Quoting author Lewis Carroll, the Missouri University of Science and Technology chancellor Tuesday discussed the university’s plan to focus on providing a high return on investment (ROI) for S&T students, the employers that hire them, the university’s research partners and donors.
“Lewis Carroll said, ‘If you don’t know where you are going, any road will get you there,” said Cheryl B. Schrader in her State of the University address in the Leach Theatre of Castleman Hall on the S&T campus.
“At Missouri S&T, we know where we are going. We are focused on providing a top return on investment for our key customers,” she said. “And we know how we will get there: by providing extraordinary access to renowned expertise, services and experiential learning opportunities.”
The university’s strategic planning process, underway since July 2012, has involved thousands of students, faculty, staff, alumni, employers and research agency representatives along the way.
Each of the four campuses in the University of Missouri system is expected to complete a strategic plan that will guide its operations through the next five to seven years. The plans must be submitted by the campuses to the UM system by June 3, Schrader said.
Currently, Missouri S&T is developing its campus strategies for the UM system and next month, an implementation plan supported by a financial plan will be created, meaning a dollar amount will be associated with each goal, Schrader said.
Noting that higher education is “at a crossroads,” Schrader said, “Higher education cannot expect to continue to do the things that placed us at the crossroads. Our campus strategy requires S&T to do things differently than we do now.”
Among the changes that S&T needs to do, according to Schrader, is less non-strategic hiring, less silo thinking and decision making and less non-focused, non-selective interactions and instead, offer more innovative and experiential learning opportunities, collaborate more within S&T and the UM system and better define and focus on the jobs done for key customers.
A keystone to the university’s strategy plan was to focus on providing high ROI to six customer groups: undergraduate students, research-based graduate students, distance and online students, research investors, employers, and donors.
As part of the strategic planning process, six separate customer-focused strategy statements were created and from those, an overall campus strategy statement was developed.
The 33-word strategy statement is as follows: “Missouri S&T will provide by 2020 a top return on investment among public research universities to students, employers, research partners and donors through extraordinary access to renowned expertise, services and experiential learning opportunities.”
Comparing strategy to a blueprint, road trip or game plan, Schrader pointed out that the strategy statement is not the same as a mission statement or a vision statement. Rather, it is “a means to an end,” as a blueprint is the means to achieving a dream home or a game plan is the means to achieving victory on the playing field.
The strategy statement consists of three sections:
n An objective, which Schrader described as a “specific, measurable and time-bound” goal. For S&T’s strategic statement, the objective is contained in the phrase, “Missouri S&T will provide by 2020 a top return on investment.”
n A scope, which “is the universe, if you will, of who we are competing against and will measure ourselves against, and the specific customer groups we will serve and bring the top ROI to.” For Missouri S&T, the competitors are other public research universities and the university’s six customer groups.

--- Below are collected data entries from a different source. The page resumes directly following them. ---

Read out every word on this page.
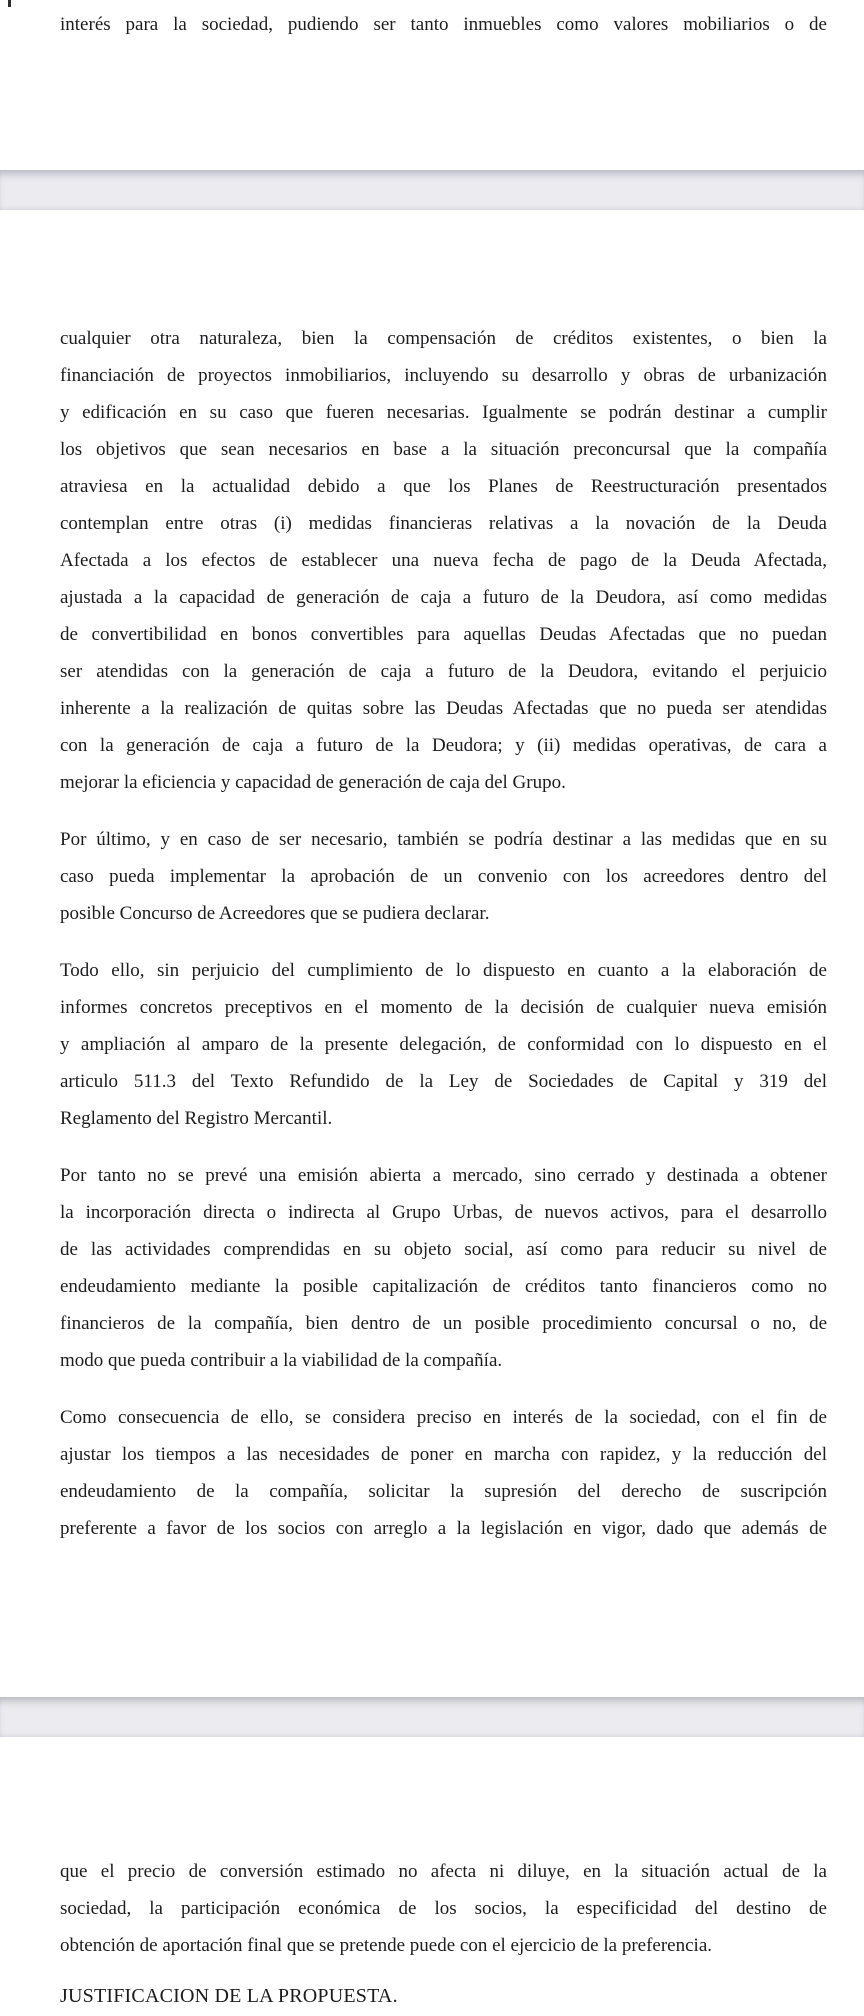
interés para la sociedad, pudiendo ser tanto inmuebles como valores mobiliarios o de
cualquier otra naturaleza, bien la compensación de créditos existentes, o bien la
financiación de proyectos inmobiliarios, incluyendo su desarrollo y obras de urbanización
y edificación en su caso que fueren necesarias. Igualmente se podrán destinar a cumplir
los objetivos que sean necesarios en base a la situación preconcursal que la compañía
atraviesa en la actualidad debido a que los Planes de Reestructuración presentados
contemplan entre otras (i) medidas financieras relativas a la novación de la Deuda
Afectada a los efectos de establecer una nueva fecha de pago de la Deuda Afectada,
ajustada a la capacidad de generación de caja a futuro de la Deudora, así como medidas
de convertibilidad en bonos convertibles para aquellas Deudas Afectadas que no puedan
ser atendidas con la generación de caja a futuro de la Deudora, evitando el perjuicio
inherente a la realización de quitas sobre las Deudas Afectadas que no pueda ser atendidas
con la generación de caja a futuro de la Deudora; y (ii) medidas operativas, de cara a
mejorar la eficiencia y capacidad de generación de caja del Grupo.
Por último, y en caso de ser necesario, también se podría destinar a las medidas que en su
caso pueda implementar la aprobación de un convenio con los acreedores dentro del
posible Concurso de Acreedores que se pudiera declarar.
Todo ello, sin perjuicio del cumplimiento de lo dispuesto en cuanto a la elaboración de
informes concretos preceptivos en el momento de la decisión de cualquier nueva emisión
y ampliación al amparo de la presente delegación, de conformidad con lo dispuesto en el
articulo 511.3 del Texto Refundido de la Ley de Sociedades de Capital y 319 del
Reglamento del Registro Mercantil.
Por tanto no se prevé una emisión abierta a mercado, sino cerrado y destinada a obtener
la incorporación directa o indirecta al Grupo Urbas, de nuevos activos, para el desarrollo
de las actividades comprendidas en su objeto social, así como para reducir su nivel de
endeudamiento mediante la posible capitalización de créditos tanto financieros como no
financieros de la compañía, bien dentro de un posible procedimiento concursal o no, de
modo que pueda contribuir a la viabilidad de la compañía.
Como consecuencia de ello, se considera preciso en interés de la sociedad, con el fin de
ajustar los tiempos a las necesidades de poner en marcha con rapidez, y la reducción del
endeudamiento de la compañía, solicitar la supresión del derecho de suscripción
preferente a favor de los socios con arreglo a la legislación en vigor, dado que además de
que el precio de conversión estimado no afecta ni diluye, en la situación actual de la
sociedad, la participación económica de los socios, la especificidad del destino de
obtención de aportación final que se pretende puede con el ejercicio de la preferencia.
JUSTIFICACION DE LA PROPUESTA.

n The advantage, which equates to “what we offer that none of our competitors can,” is defined as “extraordinary access to renowned expertise, services and experiential learning opportunities,” Schrader said.
Four themes, many goals
The details of how Missouri S&T will carry out the strategic plan and measure it is still being worked out by S&T’s leaders in consultation with students, faculty, staff and others. However, competitors or comparators will be identified for each of the six customer groups, and specific goals (action items) will be identified for each of four themes. They are:
“Develop and inspire creative thinkers and leaders for lifelong success.” Goals related to this theme include requiring all Missouri S&T students to take part in some significant experiential activity before they graduate and foster innovation and creativity for faculty, staff and students.“Enhance reputation and raise visibility.” Goals related to this theme include employing transformative and focused hiring, including cluster hires, in selected areas of expertise to support best in class achievements, leveraging Missouri S&T as the STEM (science, technology, engineering and mathematics) hub of Missouri, and creating and implementing a communication and marketing plan to raise the visibility of the campus and convey S&T’s return on investment.“Achieve sustainable growth to ensure best return on investment.” Goals related to this theme include evaluating current academic programs and creating, modifying, eliminating or combining in order to ensure a relevant portfolio that supports Carnegie ranking as a national, research university, and centralizing corporate relations to improve service to existing partners and identifying and establishing new partnerships for the purpose of increasing/enhancing research, economic development, credit and non-credit education, philanthropy and the hiring of S&T graduates.“Increase and facilitate meaningful access to and interaction with renowned faculty, staff and services.” Goals related to this theme include creating a comprehensive distance and online education strategy, enhancing instructional labs and methods of delivering lab experiences and engaging in transformative doctoral student recruiting/retention and placement.